Глава 10 Бедная родственница

Анна Ванян
     Тренировалась я одна. Владимир Васильевич никого не брал. Я удивлялась и другие тоже удивлялись. Еще он стал очень подозрительным. Запретил мне разговаривать с другими девчонками. Почему-то он думал, что они мне про него говорят нехорошее. И я стала их избегать, чтобы он не кричал.
     Когда на меня смотрели другие  тренеры, мне было стыдно. Особенно на вольных. Мне так и не поставили хорошие вольные упражнения. Старые  я делать стеснялась и часто отказывалась. Но все равно перед самыми соревнованиями приходилось делать. И тогда было еще хуже, потому что я не успевала подготовиться. К бревну я тоже не успевала подготовиться.  Тренировать элементы по многу раз было страшно. Я отказывалась и говорила, завтра, еще успею. На соревнованиях я, конечно,  падала. А тренер кричал: «Ты нестоящая спортсменка. Из тебя ничего не выйдет. На других посмотри. Ты только одна не умеешь настраиваться перед выступлением». А я всегда знала, что упаду, хотя и мечтала быть чемпионкой.
     Владимир Васильевич был странный. То очень добрый. Смеялся. Позволял мне выпендриваться,  нести всякую чепуху. То  злой. А в последнее время он часто был злой. Но он никогда не кричал на весь зал, а шипел мне всякие гадости на ухо,  и свинья, и говно, а я даже радовалась, что он не позорит меня перед другими, и что я у такого тренера занимаюсь, а не у Лианы, которая орала на своих девочек будь здоров.
     Я знала, у меня капризный характер. Думала, если брошу, то навсегда.  К другому тренеру не перейду. Кто меня такую возьмет? Другой на месте Владимира Васильевича еще бы сильнее  стал орать. Нет. Лучше бросать навсегда.
     Помню, однажды я полезла по канату. А рядом стояла тренер Любовь Викторовна. Она ко мне всегда была добрая. И вдруг мне захотелось ее рассмешить. Я качнула канат. Мой тренер всегда  смеялся, когда я перед его носом качала канат. Но эта как закричала: «С ним можешь такие штуки вытворять, а не со мной. Как он еще терпит тебя? Просто удивляюсь!» И я тогда тоже подумала, что меня невозможно терпеть.
    Я мечтала все бросить. Когда я шла на тренировку, мне казалось, что я нахожусь в кольце. Я хотела преодолеть его, перешагнуть, но у меня ничего не получалась.
     Заходить в зал мне было страшно. Я озиралась по сторонам. Я мечтала, чтобы не было никого, особенно тренеров и начальников. А Владимир Васильевич однажды заметил и зашипел: «Чего озираешься, как бедная родственница?» Тогда я стала делать так, чтобы он не замечал.
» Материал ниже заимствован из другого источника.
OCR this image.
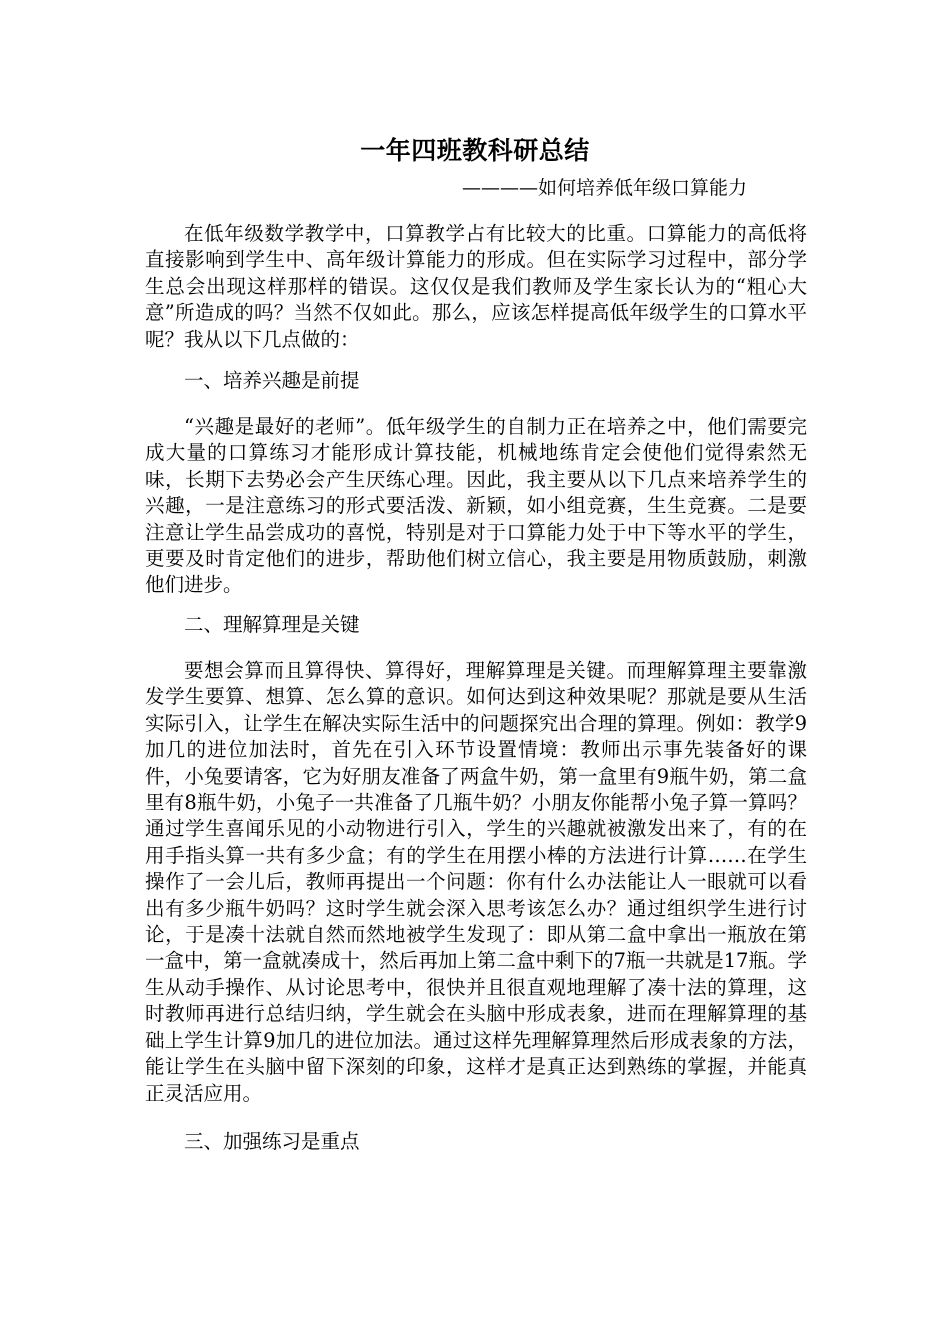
一年四班教科研总结
————如何培养低年级口算能力

在低年级数学教学中，口算教学占有比较大的比重。口算能力的高低将直接影响到学生中、高年级计算能力的形成。但在实际学习过程中，部分学生总会出现这样那样的错误。这仅仅是我们教师及学生家长认为的“粗心大意”所造成的吗？当然不仅如此。那么，应该怎样提高低年级学生的口算水平呢？我从以下几点做的：

一、培养兴趣是前提

“兴趣是最好的老师”。低年级学生的自制力正在培养之中，他们需要完成大量的口算练习才能形成计算技能，机械地练肯定会使他们觉得索然无味，长期下去势必会产生厌练心理。因此，我主要从以下几点来培养学生的兴趣，一是注意练习的形式要活泼、新颖，如小组竞赛，生生竞赛。二是要注意让学生品尝成功的喜悦，特别是对于口算能力处于中下等水平的学生，更要及时肯定他们的进步，帮助他们树立信心，我主要是用物质鼓励，刺激他们进步。

二、理解算理是关键

要想会算而且算得快、算得好，理解算理是关键。而理解算理主要靠激发学生要算、想算、怎么算的意识。如何达到这种效果呢？那就是要从生活实际引入，让学生在解决实际生活中的问题探究出合理的算理。例如：教学9加几的进位加法时，首先在引入环节设置情境：教师出示事先装备好的课件，小兔要请客，它为好朋友准备了两盒牛奶，第一盒里有9瓶牛奶，第二盒里有8瓶牛奶，小兔子一共准备了几瓶牛奶？小朋友你能帮小兔子算一算吗？通过学生喜闻乐见的小动物进行引入，学生的兴趣就被激发出来了，有的在用手指头算一共有多少盒；有的学生在用摆小棒的方法进行计算……在学生操作了一会儿后，教师再提出一个问题：你有什么办法能让人一眼就可以看出有多少瓶牛奶吗？这时学生就会深入思考该怎么办？通过组织学生进行讨论，于是凑十法就自然而然地被学生发现了：即从第二盒中拿出一瓶放在第一盒中，第一盒就凑成十，然后再加上第二盒中剩下的7瓶一共就是17瓶。学生从动手操作、从讨论思考中，很快并且很直观地理解了凑十法的算理，这时教师再进行总结归纳，学生就会在头脑中形成表象，进而在理解算理的基础上学生计算9加几的进位加法。通过这样先理解算理然后形成表象的方法，能让学生在头脑中留下深刻的印象，这样才是真正达到熟练的掌握，并能真正灵活应用。

三、加强练习是重点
     В зал приходила часам к трем после уроков. Но однажды тренер сказал: «Приходи в два. Снаряды в это время свободны. Ничего страшного, если будешь пропускать один урок». Я пришла к двум и мне понравилось.  А потом мне тренер сказал, приходи к часу. В это время зал был совсем пустой. Работала я молча и быстро, чтобы все успеть до трех.
     Так прошел год. В зале я тренировалась одна. Школу забросила. Вечером домашнее задание не делала, гуляла с подружками во дворе. Только там не было этого круга, который я не могла преодолеть. А в школе тоже был. В школе я была очень серьезной. Все думали, что я целеустремленная и что скоро я стану чемпионкой. Поэтому мне многое прощали. И смотрели сквозь пальцы, когда я не успевала делать уроки.
     Я была замкнутой, не умела разговаривать. Уроки делала только письменные. Устные редко. А когда меня заставляли говорить, то всегда ставили тройки. Помню, в пятом классе историю у нас вела старенькая бабушка.  Она никогда не спрашивала, сама себя что-то бубнила под ноc. Пятерки ставила тем, кто тихо сидел. Тройки – кто шумел. Я сидела тихо, поэтому  у меня была пятерка. Но в шестом классе у нас появился другой историк, строгий. У него я, конечно, стала получать тройки. Папа удивлялся. Он думал, что я знаю историю. А я знала только одну математику. Другие учителя меня жалели, поэтому ставили четверки.  А папа всегда говорил: «Лучше крепкую четверку иметь, чем слабую пятерку».